A quick example to reinforce this distinction between the outer evaluation loop and the inner selection CV then. Say I’m running k-fold CV to evaluate my model with j-fold CV used to tune hyper-parameters on a data set with 1,000 observations, and k=10, j=5:
- Split the data into 10 folds of 100 observations each
- For each outer fold 1..k do:
- Combine the data from folds != k into a training set of 900
- Split the training data into 5 folds of 180 patterns
- For each inner fold 1..j do:
- Form the training data from all folds != j, this will contain 720 patterns
- For each possible hyper-parameter value:
- Fit a model with this value on the 720 inner training patterns
- Evaluate this model on the remaining jth test fold
- Calculate the mean inner cross-validated score for each hyper-parameter value
- Select the hyper-parameter value with the maximum cross-validated score (or minimum complexity model 1 SE away, see above)

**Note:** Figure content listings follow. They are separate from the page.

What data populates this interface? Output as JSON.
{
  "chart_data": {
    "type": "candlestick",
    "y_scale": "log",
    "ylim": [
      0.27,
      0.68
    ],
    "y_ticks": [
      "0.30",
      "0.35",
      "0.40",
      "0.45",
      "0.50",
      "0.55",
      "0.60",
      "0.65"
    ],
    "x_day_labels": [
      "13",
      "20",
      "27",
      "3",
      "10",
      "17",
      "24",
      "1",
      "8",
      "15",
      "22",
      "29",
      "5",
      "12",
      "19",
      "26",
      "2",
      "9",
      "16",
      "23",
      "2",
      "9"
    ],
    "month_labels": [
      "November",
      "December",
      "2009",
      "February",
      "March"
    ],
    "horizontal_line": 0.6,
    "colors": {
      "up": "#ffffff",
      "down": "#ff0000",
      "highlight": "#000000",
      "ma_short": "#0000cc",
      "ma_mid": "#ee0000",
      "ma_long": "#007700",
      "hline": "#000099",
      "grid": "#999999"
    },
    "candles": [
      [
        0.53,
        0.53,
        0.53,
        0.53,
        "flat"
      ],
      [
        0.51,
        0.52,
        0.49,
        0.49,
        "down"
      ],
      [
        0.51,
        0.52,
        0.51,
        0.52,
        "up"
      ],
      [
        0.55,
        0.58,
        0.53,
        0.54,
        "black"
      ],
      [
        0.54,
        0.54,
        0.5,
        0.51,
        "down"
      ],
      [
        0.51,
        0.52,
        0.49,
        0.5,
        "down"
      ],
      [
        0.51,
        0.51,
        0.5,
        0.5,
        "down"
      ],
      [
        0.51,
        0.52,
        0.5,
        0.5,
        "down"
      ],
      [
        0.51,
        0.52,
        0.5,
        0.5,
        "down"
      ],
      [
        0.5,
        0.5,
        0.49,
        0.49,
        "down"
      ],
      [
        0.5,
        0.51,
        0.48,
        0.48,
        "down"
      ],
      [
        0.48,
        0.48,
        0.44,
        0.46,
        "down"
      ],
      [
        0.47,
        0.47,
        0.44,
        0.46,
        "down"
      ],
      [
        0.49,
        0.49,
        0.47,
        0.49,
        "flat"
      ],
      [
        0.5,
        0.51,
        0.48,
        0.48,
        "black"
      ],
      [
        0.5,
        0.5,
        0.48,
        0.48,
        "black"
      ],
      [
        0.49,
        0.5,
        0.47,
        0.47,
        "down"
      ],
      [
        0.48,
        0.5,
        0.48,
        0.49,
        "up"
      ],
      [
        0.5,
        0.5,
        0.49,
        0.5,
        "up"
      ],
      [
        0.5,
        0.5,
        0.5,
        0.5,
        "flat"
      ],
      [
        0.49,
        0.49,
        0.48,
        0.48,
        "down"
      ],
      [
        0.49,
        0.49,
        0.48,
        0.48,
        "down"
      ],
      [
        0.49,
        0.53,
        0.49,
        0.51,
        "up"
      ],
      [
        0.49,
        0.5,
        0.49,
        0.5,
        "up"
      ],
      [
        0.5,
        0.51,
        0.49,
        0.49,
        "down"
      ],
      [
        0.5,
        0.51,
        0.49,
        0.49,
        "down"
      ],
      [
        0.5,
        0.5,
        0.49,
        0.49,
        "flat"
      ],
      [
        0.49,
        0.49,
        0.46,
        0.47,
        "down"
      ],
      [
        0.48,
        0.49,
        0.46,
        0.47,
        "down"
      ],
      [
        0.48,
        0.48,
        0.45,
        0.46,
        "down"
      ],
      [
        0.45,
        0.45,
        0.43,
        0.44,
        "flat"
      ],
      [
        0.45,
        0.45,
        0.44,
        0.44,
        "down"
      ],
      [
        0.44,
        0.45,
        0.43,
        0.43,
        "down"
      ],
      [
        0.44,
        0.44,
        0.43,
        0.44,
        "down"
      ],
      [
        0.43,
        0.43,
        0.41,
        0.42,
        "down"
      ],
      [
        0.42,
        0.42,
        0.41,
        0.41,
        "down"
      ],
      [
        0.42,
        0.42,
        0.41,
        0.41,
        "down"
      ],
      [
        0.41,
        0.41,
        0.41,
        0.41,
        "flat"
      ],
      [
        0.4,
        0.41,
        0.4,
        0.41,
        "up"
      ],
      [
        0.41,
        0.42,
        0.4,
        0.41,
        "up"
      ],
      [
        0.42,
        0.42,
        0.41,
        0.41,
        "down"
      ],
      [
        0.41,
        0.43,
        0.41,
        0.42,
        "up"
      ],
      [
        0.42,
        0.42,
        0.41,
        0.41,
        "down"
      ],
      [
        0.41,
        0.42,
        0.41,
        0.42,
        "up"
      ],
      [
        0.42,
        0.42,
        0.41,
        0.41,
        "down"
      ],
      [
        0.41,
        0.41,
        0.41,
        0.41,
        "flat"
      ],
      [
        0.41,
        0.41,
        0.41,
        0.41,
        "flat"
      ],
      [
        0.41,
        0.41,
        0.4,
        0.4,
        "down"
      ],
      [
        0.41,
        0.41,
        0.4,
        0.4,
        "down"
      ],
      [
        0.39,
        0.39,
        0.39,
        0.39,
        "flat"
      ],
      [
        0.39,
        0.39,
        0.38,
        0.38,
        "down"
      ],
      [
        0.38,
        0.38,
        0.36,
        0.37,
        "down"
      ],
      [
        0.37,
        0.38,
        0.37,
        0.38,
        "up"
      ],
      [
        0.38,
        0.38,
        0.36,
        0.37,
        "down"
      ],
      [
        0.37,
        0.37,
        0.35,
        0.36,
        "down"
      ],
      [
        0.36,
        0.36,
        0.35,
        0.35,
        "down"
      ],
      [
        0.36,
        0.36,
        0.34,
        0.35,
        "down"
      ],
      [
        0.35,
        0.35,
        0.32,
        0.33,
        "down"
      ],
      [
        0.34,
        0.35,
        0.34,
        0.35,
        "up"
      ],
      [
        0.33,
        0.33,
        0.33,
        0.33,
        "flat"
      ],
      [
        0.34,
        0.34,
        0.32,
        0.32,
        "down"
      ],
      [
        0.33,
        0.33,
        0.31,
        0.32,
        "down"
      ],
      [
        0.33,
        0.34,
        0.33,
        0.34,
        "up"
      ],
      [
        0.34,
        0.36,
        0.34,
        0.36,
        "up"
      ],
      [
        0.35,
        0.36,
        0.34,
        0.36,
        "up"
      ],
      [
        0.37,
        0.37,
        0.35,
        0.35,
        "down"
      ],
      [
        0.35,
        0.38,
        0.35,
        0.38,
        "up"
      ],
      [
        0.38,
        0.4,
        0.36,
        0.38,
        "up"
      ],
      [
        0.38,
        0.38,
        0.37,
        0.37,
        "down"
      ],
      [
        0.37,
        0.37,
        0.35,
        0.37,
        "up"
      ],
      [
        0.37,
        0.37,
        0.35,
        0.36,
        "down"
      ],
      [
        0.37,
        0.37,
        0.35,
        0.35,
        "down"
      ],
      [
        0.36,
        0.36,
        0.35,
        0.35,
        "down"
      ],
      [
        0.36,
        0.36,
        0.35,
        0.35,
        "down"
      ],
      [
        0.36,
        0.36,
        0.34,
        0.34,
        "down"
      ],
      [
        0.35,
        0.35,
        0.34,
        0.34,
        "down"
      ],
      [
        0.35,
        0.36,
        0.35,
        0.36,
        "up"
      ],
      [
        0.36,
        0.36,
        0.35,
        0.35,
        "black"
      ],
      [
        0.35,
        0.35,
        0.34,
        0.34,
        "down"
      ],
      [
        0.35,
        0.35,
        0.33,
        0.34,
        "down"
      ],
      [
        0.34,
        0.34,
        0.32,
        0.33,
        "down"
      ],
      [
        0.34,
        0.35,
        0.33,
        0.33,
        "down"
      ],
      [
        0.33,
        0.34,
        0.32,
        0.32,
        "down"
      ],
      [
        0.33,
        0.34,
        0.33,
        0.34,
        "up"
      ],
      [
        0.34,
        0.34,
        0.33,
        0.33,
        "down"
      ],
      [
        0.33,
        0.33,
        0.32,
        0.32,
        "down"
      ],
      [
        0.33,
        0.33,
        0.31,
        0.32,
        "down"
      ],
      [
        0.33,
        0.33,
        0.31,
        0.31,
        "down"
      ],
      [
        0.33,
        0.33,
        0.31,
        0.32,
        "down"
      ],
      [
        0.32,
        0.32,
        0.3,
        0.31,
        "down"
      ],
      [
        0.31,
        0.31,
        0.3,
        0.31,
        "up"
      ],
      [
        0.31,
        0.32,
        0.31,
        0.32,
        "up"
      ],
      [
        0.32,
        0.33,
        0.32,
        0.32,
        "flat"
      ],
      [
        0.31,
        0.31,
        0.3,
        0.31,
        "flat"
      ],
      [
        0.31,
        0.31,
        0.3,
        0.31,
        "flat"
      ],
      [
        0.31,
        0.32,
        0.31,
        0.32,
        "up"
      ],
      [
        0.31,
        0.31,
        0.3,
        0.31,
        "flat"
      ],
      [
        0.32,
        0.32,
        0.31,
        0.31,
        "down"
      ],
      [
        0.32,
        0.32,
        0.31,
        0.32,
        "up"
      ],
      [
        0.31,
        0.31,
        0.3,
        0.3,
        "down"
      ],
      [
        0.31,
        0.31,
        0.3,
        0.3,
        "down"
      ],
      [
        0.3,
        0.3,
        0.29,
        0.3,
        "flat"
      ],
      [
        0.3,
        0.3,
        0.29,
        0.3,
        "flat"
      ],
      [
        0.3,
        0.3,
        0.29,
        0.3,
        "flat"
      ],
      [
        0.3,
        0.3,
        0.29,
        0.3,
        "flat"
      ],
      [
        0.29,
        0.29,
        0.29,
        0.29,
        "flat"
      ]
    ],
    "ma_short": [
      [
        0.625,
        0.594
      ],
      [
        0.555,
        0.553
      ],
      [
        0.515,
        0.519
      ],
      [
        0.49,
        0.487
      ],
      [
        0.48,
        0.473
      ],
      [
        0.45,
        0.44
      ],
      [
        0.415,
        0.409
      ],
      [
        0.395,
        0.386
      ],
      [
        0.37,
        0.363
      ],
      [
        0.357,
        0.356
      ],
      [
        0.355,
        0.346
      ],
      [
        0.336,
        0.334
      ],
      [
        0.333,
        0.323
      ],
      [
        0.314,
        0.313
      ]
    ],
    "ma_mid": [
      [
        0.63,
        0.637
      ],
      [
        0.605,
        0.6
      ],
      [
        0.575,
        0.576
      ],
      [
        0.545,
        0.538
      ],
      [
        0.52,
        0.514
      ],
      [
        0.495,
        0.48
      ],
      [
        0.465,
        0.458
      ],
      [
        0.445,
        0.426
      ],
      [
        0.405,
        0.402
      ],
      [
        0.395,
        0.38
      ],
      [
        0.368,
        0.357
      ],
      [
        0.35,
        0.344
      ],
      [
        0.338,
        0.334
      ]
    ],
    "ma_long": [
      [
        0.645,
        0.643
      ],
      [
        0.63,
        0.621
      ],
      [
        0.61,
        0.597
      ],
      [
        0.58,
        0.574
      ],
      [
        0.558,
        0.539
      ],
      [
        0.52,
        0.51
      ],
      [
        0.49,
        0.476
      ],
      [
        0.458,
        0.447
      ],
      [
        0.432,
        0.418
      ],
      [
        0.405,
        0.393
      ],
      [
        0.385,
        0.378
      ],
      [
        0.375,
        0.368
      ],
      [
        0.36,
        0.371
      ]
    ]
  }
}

- Fit a model instance to the k-1 training folds (900 patterns) using this selected model configuration
- Assess this model’s goodness on the k test fold
- Calculate the mean cross-validated score across the k test folds and use as your estimate of model performance on new data
It’s very important to understand the role of cross-validation and how to employ it correctly to ensure that you aren’t biasing your evaluation measures, and can adequately tune your model building process. It’s not a complex process, however when you’re running the nested CV setup for accurate model evaluation it can be confusing keeping track of which loop is which. During the nested CV run for model evaluation, I try to mentally separate the three stages run at each fold of the outer loop:
- Selecting an optimal hyper-parameter value or learning algorithm selection with a secondary CV loop on the k-1 outer training folds
- Building a model instance with the tuned model configuration on the k-1 training folds
- Evaluating this model instance on the kth test fold
A typical workflow for me would involve running the full nested CV loop first to see what typical performance I’d expect for a given application, before building my final model with a separate single CV loop, thereby not introducing any bias into my estimated performance. Often I’m interested to see on the whole how well different learning algorithms do on a data set, and so will run the nested CV separately for each algorithm, tuning hyper-parameters in the inner loop. This allows me to compare the unbiased performance of each learning algorithm, however, if I were to select a single learning algorithm from these results it would introduce selection bias. I typically use at least 5 repeats of 10-fold CV for model evaluation, often more to reduce my confidence intervals. While for model selection I’m generally content with 10-fold CV.